An induction in ROS production was observed following alcohol exposure, which peaked after three and six hours of exposure. ROS production was significantly higher in differentiated cells as compared to undifferentiated cells. The reduction in cell viability was more pronounced in undifferentiated cells as compared to differentiated cells. At the lowest tested ethanol concentration of 10 mM, alcohol exposure led to a 6-11% induction in metabolic activity in differentiated cells and 1-10% induction in undifferentiated cells. Alcoholics with Korsakoff’s syndrome have shown a significant decrease in Purkinje cell density in the cerebellar vermis and molecular layer volume (Baker et al. 1999).

For example, naltrexone, a µ-opioid receptor antagonist, can attenuate the increased BOLD response to alcohol-related cues in the putamen and reduce risk of relapse [101]. The use of alcohol and drugs can dramatically alter brain structure and functioning, with far-reaching effects on behavior and cognition.
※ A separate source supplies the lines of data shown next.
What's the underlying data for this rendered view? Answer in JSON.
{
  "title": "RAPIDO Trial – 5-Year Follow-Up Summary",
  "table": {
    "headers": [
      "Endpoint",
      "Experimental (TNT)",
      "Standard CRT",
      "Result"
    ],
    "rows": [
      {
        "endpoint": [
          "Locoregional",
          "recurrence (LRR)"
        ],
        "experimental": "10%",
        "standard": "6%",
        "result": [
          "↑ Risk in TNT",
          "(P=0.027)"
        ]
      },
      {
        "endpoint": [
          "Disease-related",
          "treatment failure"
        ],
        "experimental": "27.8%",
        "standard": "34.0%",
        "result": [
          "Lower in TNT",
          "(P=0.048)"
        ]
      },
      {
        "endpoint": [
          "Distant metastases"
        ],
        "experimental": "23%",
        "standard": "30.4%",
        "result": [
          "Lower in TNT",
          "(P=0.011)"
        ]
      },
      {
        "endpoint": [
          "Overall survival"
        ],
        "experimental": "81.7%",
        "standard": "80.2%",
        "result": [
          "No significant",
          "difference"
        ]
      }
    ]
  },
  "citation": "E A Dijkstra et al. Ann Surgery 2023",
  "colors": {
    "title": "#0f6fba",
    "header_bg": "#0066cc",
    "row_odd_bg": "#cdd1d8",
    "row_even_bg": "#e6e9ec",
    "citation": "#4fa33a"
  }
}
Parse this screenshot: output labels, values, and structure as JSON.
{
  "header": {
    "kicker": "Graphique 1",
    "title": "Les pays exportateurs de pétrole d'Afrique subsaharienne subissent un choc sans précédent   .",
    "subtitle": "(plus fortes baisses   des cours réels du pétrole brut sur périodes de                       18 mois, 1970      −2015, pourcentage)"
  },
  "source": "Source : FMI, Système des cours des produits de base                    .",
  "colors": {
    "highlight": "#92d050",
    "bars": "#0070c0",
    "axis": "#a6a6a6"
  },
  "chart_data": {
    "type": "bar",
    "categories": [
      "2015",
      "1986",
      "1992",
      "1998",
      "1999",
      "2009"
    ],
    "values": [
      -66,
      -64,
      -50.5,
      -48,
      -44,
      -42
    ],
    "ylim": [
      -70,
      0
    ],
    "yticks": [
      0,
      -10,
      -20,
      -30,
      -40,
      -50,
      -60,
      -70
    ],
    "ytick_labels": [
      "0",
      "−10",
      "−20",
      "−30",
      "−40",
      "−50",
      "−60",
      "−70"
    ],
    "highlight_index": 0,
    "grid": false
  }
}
Mielad Owraghi, LMFT lead clinical therapist, explains how these substances impact the brain, leading to profound changes in behavior and mental health. Perhaps the most consistent evidence of greater RH dysfunction has come from studies utilizing electrophysiological measures, although this observation has to be tempered by the poor spatial resolution of ERPs. In one study, ERP abnormalities in alcoholics were particularly evident in the right frontal area (Porjesz and Begleiter 1982).

Alcohol-induced disinhibition is reflected in premature motor preparation based on incomplete stimulus evaluation as measured by event-related potentials (ERPs; Marinkovic et al. 2000). Furthermore, these disinhibitory effects of alcohol are correlated with personality traits related to impulsivity and hyperactivity (Dougherty et al. 2000; Marinkovic et al. 2000). Recent models of vulnerability to alcoholism emphasize the importance of executive functions in mediating, as well as moderating the effects of alcohol (Finn 2002; Giancola 2004).

Conversely, microglial activation and neurodegeneration were clearly shown in rats exposed to intermittent alcohol treatment [91]. Indeed two-photon microscopy has been used to demonstrate the rapid response of microglia to even single acute alcohol exposure [92]. Microglial activation has also been investigated in response to heavy session intermittent drinking in rodents [93].